Le Hamas stipule dans les conditions d’un cessez- le-feu le retrait complet des troupes israéliennes de Gaza et donc de la route Philadelphie. Pour Netanyahou, la zone frontière est «l’oxygène du Hamas. «L’axe du mal a besoin du corridor de Philadelphie et c’est pour cette même raison que nous devons contrôler le corridor de Philadelphie.» Son intransigeance sur le fait de garder le contrôle sur cette zone fait capoter toutes les négociations pour un cessez-le-feu, y compris quand le Hamas acceptait la proposition américaine.
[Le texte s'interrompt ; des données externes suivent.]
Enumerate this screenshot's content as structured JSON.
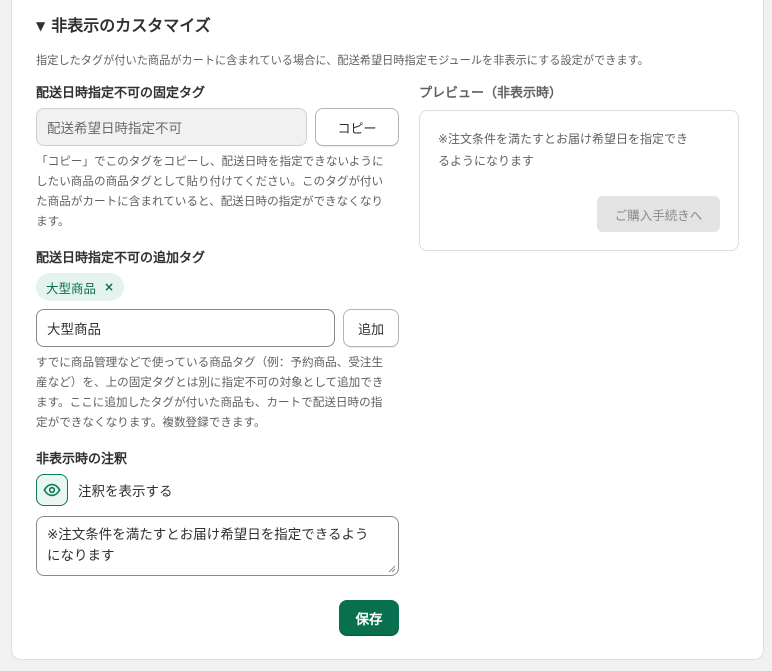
{
  "section": {
    "title": "非表示のカスタマイズ",
    "toggle_icon": "triangle-down-icon",
    "description": "指定したタグが付いた商品がカートに含まれている場合に、配送希望日時指定モジュールを非表示にする設定ができます。"
  },
  "fixed_tag": {
    "label": "配送日時指定不可の固定タグ",
    "value": "配送希望日時指定不可",
    "copy_button": "コピー",
    "help_lines": [
      "「コピー」でこのタグをコピーし、配送日時を指定できないように",
      "したい商品の商品タグとして貼り付けてください。このタグが付い",
      "た商品がカートに含まれていると、配送日時の指定ができなくなり",
      "ます。"
    ]
  },
  "additional_tags": {
    "label": "配送日時指定不可の追加タグ",
    "chips": [
      {
        "label": "大型商品",
        "remove": "×"
      }
    ],
    "input_value": "大型商品",
    "add_button": "追加",
    "help_lines": [
      "すでに商品管理などで使っている商品タグ（例：予約商品、受注生",
      "産など）を、上の固定タグとは別に指定不可の対象として追加でき",
      "ます。ここに追加したタグが付いた商品も、カートで配送日時の指",
      "定ができなくなります。複数登録できます。"
    ]
  },
  "note": {
    "label": "非表示時の注釈",
    "toggle_icon": "eye-icon",
    "toggle_label": "注釈を表示する",
    "text_lines": [
      "※注文条件を満たすとお届け希望日を指定できるよう",
      "になります"
    ]
  },
  "save_button": "保存",
  "preview": {
    "label": "プレビュー（非表示時）",
    "text_lines": [
      "※注文条件を満たすとお届け希望日を指定でき",
      "るようになります"
    ],
    "checkout_button": "ご購入手続きへ"
  },
  "colors": {
    "primary": "#08704e",
    "chip_bg": "#e4f3ec",
    "chip_text": "#0b6e4f"
  }
}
De son côté, Yoav Gallant, le ministre de la Défense, plaide pour un cessez-le-feu (pour le bien d’Israël, bien sûr) et affirme que le maintien de troupes sur l’axe Philadelphie n’est pas nécessaire. À la Knesset, Netanyahou est l’objet de critiques virulentes de certains parlementaires qui l’accusent d’empêcher tout accord afin d’assurer sa survie politique.

ET L’AVENIR ?

L’avenir est flou. L’Autorité palestinienne de Ramallah se dit prête à prendre la responsabilité du point de passage de Rafah. Si l’Égypte l’y encourage, Israël l’a d’emblée disqualifiée. Par ailleurs, les médias israéliens, dont le quotidien Haaretz, ont révélé en mai qu’Israël envisageait de transférer le contrôle de Rafah à une société de sécurité privée américaine. Cette perspective a été catégoriquement rejetée par le Comité des Forces nationales et islamiques en Palestine2.

Enfin, Omar Shaban, directeur du centre de recherches palestinien PalThink for Strategic Studies, penche pour une implication européenne avec le retour de l’EUBAM Rafah. Du point de vue palestinien, le pire des scénarios serait qu’Israël réoccupe la bande de Gaza, y ré-installe des colonies, se maintienne sur la route Philadelphie et administre le point de contrôle de Rafah. Un dénouement loin d’être improbable.

1/ Libération, 30 mai 2024
2/ Coalition de 14 mouvements palestiniens, membres ou non de l’OLP, formée peu de temps après le déclenchement de la
deuxième Intifada. Elle analyse la situation en Palestine et réagi par voie de communiqués aux événements, appelant aussi à des mouvements de grève contre l’occupation.